Procedural Posture: Corporate Lawyer San Diego
Appellant buyer sought review of the decision of the Superior Court of Fresno County (California), which entered judgment in favor of the buyer on its fifth cause of action against respondent sellers for money had and received. The buyer challenged the trial court’s ruling on its first four causes of action based upon an alleged breach of the parties’ contract to the extent that the trial court found that the buyer breached the contract.

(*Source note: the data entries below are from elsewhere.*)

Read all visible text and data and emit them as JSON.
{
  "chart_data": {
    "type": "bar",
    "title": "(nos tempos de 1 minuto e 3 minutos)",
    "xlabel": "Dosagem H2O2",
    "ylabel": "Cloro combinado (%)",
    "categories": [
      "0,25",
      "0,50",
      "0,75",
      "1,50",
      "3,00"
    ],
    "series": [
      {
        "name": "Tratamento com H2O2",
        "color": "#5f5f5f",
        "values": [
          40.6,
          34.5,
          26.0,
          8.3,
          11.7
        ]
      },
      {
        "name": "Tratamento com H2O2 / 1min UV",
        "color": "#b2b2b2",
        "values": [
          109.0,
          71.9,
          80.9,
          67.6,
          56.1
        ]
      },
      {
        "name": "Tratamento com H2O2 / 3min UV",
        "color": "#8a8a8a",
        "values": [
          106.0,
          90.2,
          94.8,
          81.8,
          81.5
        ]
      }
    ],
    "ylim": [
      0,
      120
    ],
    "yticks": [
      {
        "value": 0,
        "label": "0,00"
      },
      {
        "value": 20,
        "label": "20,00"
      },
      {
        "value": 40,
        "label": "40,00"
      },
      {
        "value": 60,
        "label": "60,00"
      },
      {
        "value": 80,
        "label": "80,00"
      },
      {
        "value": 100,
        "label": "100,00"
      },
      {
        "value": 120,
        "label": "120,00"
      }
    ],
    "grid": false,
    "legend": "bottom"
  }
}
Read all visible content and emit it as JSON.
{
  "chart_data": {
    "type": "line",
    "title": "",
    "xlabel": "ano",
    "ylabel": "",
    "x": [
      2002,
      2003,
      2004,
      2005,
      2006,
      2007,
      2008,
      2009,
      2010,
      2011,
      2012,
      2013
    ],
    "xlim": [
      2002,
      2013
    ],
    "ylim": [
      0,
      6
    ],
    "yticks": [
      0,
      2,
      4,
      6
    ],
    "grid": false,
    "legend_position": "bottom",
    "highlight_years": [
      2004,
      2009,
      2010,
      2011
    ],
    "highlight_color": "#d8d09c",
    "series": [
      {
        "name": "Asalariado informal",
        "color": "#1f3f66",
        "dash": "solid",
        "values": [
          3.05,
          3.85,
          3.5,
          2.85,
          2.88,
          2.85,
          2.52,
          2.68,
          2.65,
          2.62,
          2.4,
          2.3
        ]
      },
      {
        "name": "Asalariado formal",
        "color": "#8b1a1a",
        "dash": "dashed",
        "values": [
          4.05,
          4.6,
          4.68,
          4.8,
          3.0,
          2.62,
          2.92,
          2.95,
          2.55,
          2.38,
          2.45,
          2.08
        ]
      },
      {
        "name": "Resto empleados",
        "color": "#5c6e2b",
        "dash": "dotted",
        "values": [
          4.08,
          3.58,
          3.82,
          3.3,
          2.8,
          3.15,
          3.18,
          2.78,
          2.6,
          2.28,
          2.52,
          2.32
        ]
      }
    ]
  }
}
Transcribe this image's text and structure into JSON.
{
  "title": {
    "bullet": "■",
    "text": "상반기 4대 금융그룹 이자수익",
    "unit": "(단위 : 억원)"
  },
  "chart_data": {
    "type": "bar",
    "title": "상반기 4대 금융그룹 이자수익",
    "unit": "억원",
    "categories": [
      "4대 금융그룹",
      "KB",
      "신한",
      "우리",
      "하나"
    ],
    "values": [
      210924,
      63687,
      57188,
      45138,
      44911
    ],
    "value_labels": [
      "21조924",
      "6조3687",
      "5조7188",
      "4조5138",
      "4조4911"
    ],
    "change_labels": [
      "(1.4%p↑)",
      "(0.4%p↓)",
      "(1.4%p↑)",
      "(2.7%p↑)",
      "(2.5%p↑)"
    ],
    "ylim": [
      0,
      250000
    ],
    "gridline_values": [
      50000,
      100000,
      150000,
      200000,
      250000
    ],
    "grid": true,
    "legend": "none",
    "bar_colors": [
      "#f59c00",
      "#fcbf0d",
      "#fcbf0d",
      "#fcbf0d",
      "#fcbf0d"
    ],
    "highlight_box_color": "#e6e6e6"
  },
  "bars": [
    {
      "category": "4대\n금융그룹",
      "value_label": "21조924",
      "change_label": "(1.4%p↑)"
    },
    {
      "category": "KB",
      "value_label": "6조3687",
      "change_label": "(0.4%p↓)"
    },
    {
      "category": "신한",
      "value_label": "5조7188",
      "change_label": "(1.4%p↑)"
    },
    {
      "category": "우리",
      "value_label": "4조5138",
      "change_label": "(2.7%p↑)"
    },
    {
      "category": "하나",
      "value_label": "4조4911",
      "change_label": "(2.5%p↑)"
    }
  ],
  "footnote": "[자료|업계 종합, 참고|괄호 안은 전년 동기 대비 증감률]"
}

Under the terms of the parties’ contract, the buyer was to pay a fixed amount per pound less than the price quoted for seeded raisins. When the buyer placed an order pursuant to the parties’ contract, the last price quoted to the general trade by the sellers was nine cents per pound for a 15-ounce seeded carton pack. However, the manager of the sellers’ sales administration division sent a night telegram to four of its 17 offices raising the price in those territories to 11 cents. The court found that the parties’ contract was to be construed to give the true intent of the parties and that the words in the contract were to be given their common and accepted meaning. The common meaning of “quoted” was to name or give the current market price, and “market price” or “market value” meant the current price at which goods were freely offered in the market to the entire world. The court concluded that the buyer did not breach the parties’ contract upon refusing to purchase the seeded raisins at 11 cents per pound. The sellers breached the contract by refusing to sell the buyer raisins at the price quoted in the general market rather than at the price quoted in a few particular localities.
The court reversed the trial court’s judgment and remanded, with direction to the trial court to find the buyer’s damages and to enter judgment accordingly. A subsequent petition for rehearing was denied by the District Court of Appeal, and the sellers’ petition to have the cause heard in the Supreme Court was denied.